Illustrating Stories as Comics

I could, potentially, illustrate almost all the stories I've written in comic form. My stories would average about 6 comics each, though it varies widely. Stories would end on a comic boundary, and new stories would start with a title panel (followed by several storytelling panels). Illustration style would probably vary from story to story.

People are more willing to look at comics than plain text ... it might get a readership of ... much more than my current readership of one. The individual comics wouldn't be very funny. My stories are not very suspenseful. There also isn't any suspense if the comics are illustrations of already-published stories. But each comic would be somewhat self-contained, conveying some exchange or thought or world-building. There also wouldn't be long-running characters, since each of my stories is its own little universe. Other than the Burkehammers, and Sweetpea, and Nevermore's intlit appreciation class.

At the rate I've been writing stories, I could produce three comics per week that way continuously. I know of several online comics that publish Monday Wednesday Friday (xkcd, Gunnerkrigg Court). No idea how/if they make money, but they do have an audience. Gunnerkrigg Court is elaborately drawn, not very funny, but has a long intricate plot, while xkcd tends to be very simply drawn and standalone funny jokes. So what I'm describing fits within the normal webcomic framework. Most webcomics publish far less than three times per week, they started out once then ran out of steam.

I've always wanted to publish a comic. But I couldn't find anything worthwhile, and producing that much content seemed beyond me. This doesn't address being worthwhile. But it does appear I'm already producing enough content. Just not illustrating it. When I wrote weekly cartoons in college it took an hour or two to illustrate a comic. These stories feel like they call for more detailed illustration than my college comics: I'm guessing four hours to illustrate each comic (once I was up to speed on illustrating). I don't have that much spare time.
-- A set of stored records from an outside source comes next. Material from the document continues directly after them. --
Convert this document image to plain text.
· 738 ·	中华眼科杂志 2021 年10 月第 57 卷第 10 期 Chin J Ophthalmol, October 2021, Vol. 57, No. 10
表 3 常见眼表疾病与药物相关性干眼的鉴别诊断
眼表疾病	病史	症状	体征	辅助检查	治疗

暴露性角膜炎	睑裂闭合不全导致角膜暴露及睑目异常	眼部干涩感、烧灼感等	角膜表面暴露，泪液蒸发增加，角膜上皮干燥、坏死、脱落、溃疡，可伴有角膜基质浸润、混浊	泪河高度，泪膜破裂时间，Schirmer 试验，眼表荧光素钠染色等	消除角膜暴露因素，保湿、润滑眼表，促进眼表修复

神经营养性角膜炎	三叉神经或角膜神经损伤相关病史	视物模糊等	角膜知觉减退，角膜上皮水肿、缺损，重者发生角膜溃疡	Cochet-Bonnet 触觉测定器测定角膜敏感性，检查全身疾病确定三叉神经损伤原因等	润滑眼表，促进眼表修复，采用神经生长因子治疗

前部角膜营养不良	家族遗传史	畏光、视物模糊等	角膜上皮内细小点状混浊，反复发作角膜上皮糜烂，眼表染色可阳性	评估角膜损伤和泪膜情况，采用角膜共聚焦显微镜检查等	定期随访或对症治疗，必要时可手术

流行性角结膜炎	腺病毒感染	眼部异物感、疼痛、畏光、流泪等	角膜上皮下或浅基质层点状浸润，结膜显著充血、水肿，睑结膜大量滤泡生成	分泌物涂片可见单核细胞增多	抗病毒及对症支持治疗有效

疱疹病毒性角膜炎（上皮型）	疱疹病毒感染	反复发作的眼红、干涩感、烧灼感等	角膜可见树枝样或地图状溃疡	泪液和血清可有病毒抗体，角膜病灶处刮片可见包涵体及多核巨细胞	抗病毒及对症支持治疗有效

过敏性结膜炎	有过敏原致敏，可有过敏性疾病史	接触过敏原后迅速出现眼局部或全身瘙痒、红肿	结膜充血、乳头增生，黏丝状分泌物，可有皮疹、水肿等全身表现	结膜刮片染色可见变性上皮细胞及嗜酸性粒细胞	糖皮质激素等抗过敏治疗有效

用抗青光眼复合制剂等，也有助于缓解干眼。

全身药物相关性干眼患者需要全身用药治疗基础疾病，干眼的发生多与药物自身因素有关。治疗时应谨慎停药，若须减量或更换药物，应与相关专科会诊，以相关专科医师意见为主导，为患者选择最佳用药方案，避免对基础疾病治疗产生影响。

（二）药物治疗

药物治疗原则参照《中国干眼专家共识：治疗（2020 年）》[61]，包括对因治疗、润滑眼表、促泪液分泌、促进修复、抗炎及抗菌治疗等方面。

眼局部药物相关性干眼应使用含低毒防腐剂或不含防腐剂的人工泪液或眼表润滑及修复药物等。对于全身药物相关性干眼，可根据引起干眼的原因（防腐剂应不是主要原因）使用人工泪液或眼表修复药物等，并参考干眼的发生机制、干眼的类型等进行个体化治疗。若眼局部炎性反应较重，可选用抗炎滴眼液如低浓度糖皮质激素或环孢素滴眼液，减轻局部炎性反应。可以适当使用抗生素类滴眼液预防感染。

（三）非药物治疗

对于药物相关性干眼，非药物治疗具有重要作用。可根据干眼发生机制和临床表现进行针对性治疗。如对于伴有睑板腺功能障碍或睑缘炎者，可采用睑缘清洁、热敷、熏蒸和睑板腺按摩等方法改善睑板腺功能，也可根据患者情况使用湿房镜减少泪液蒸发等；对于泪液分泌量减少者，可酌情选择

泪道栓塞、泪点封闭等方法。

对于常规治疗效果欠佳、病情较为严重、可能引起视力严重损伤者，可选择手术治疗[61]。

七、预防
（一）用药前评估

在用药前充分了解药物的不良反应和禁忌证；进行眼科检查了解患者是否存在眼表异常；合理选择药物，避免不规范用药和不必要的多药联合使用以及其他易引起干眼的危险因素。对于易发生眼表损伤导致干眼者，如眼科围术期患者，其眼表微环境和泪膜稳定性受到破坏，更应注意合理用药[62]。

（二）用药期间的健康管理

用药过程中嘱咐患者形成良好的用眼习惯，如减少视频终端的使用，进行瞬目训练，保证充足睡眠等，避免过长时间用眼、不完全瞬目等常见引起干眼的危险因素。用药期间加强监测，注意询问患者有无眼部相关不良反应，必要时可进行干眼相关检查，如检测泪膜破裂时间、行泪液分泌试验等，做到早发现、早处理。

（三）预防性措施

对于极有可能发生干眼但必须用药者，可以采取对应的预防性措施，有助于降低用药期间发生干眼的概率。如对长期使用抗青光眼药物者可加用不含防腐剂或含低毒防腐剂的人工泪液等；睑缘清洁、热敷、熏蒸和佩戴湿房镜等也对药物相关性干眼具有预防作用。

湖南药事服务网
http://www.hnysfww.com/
The Old Gum is an example of a story I've illustrated (although I didn't write it, it's an old Boy Scout skit). It happened to lend itself to 24 single-panel comics, which would get terribly tedious if they were published one panel three times a week. Most of my stories would do better with multi-panel comics, three to tweve panels. Webcomics are very flexible that way. For example, consider how Marbles would look as a series of mostly eight-panel comics, about twenty such comics.

Although I've always wanted to publish a comic strip, I've never wanted it to be the main thing I do. The main thing I do should be used tech, not entertainment. Used tech is useful whether or not anyone is thinking about it. It lets you get more done. Software, physical inventions, laws. Music, stories, comics are entertainment. In both cases I want to build ideas, not things, because things there is only one of them.

Looking at YouTube, it sounds like the tools for doing digital 2d artwork are either an iPad Pro + Apple Pencil + ProCreate, or a Wacom Cintiq + Wacom Pro Pen + Photoshop + Windows PC. Photoshop needs a $54.99/month subscription. The Apple route has no recurring costs.